“Chiusi per scelta”. Basterebbe leggere questa insegna pubblicitaria all’ingresso dei punti vendita della Coop, una delle principali catene italiane di supermercati e ipermercati, per mettere fine alla eterna discussione sugli orari dei negozi nei giorni festivi.

Ieri sono stati i singoli esercenti a decidere se stare chiusi o aperti. Non avevano nessun obbligo né in un senso, né nell’altro. L’unico obbligo era quello di garantire le corrette condizioni di lavoro ai propri dipendenti, come prevede la legge, cioè non facendo superare il limite orario di lavoro e retribuendo di più quello straordinario. Se questi vincoli non vengono rispettati, si verifica una violazione delle norme a tutela dei lavoratori dipendenti che poco a che fare con il lavoro di domenica o il primo maggio: oltrepassare l’orario di lavoro in un qualsiasi giorno feriale non è meno rilevante che farlo di domenica.

Restar chiusi per scelta, dunque, si può. E si può anche essendo una grande catena di supermercati, i primi ad essere correntemente additati della colpa di stare sempre aperti. Eppure, a ogni festività tornano polemiche e proteste.

In Toscana, Sicilia, Puglia, Lazio e Liguria i sindacati hanno indetto per oggi scioperi del commercio per costringere supermercati, centri commerciali e negozi a restare chiusi.
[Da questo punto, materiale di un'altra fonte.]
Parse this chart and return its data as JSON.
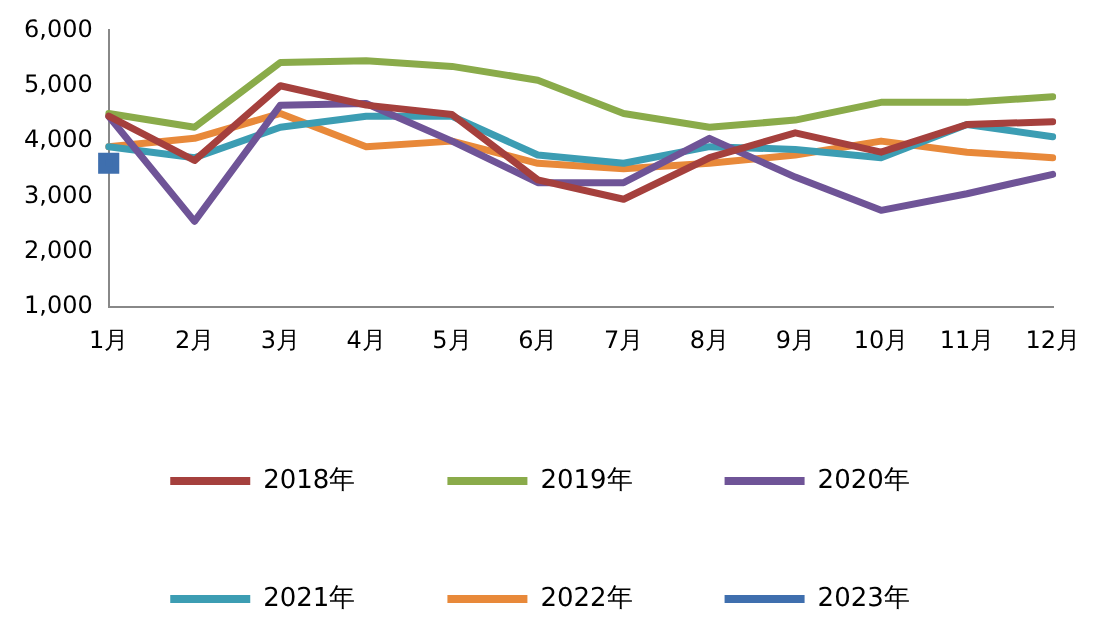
{
  "chart_data": {
    "type": "line",
    "categories": [
      "1月",
      "2月",
      "3月",
      "4月",
      "5月",
      "6月",
      "7月",
      "8月",
      "9月",
      "10月",
      "11月",
      "12月"
    ],
    "ylim": [
      1000,
      6000
    ],
    "yticks": [
      {
        "value": 1000,
        "label": "1,000"
      },
      {
        "value": 2000,
        "label": "2,000"
      },
      {
        "value": 3000,
        "label": "3,000"
      },
      {
        "value": 4000,
        "label": "4,000"
      },
      {
        "value": 5000,
        "label": "5,000"
      },
      {
        "value": 6000,
        "label": "6,000"
      }
    ],
    "grid": false,
    "legend": "bottom",
    "marker": "none",
    "line_style": "solid",
    "series": [
      {
        "name": "2018年",
        "color": "#a5403d",
        "values": [
          4450,
          3650,
          5000,
          4650,
          4480,
          3300,
          2950,
          3700,
          4150,
          3800,
          4300,
          4350
        ]
      },
      {
        "name": "2019年",
        "color": "#8aab4a",
        "values": [
          4500,
          4250,
          5420,
          5450,
          5350,
          5100,
          4500,
          4250,
          4380,
          4700,
          4700,
          4800
        ]
      },
      {
        "name": "2020年",
        "color": "#6f5497",
        "values": [
          4450,
          2550,
          4650,
          4680,
          4000,
          3250,
          3250,
          4050,
          3350,
          2750,
          3050,
          3400
        ]
      },
      {
        "name": "2021年",
        "color": "#3c9db3",
        "values": [
          3900,
          3700,
          4250,
          4450,
          4450,
          3750,
          3600,
          3900,
          3850,
          3700,
          4300,
          4080
        ]
      },
      {
        "name": "2022年",
        "color": "#e8893a",
        "values": [
          3900,
          4050,
          4500,
          3900,
          4000,
          3600,
          3500,
          3600,
          3750,
          4000,
          3800,
          3700
        ]
      },
      {
        "name": "2023年",
        "color": "#3f6fae",
        "marker": "square",
        "values": [
          3600,
          null,
          null,
          null,
          null,
          null,
          null,
          null,
          null,
          null,
          null,
          null
        ]
      }
    ]
  }
}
È difficile pensare che siano scioperi di questo genere a rendere omaggio alla giornata del lavoro e dei lavoratori.

Questa festività nacque quando le preoccupazioni riguardavano le condizioni di lavoro degli operai alla fine dell’Ottocento, orari compresi. Oggi non solo quelle condizioni non esistono più, ma a stento esiste ancora quel tipo di lavoro. Le preoccupazioni, oggi, sono altre e diverse. Prima di tutto, riguardano la possibilità di lavorare. Farlo nei giorni festivi, può essere, senza alcun obbligo di legge, una di quelle.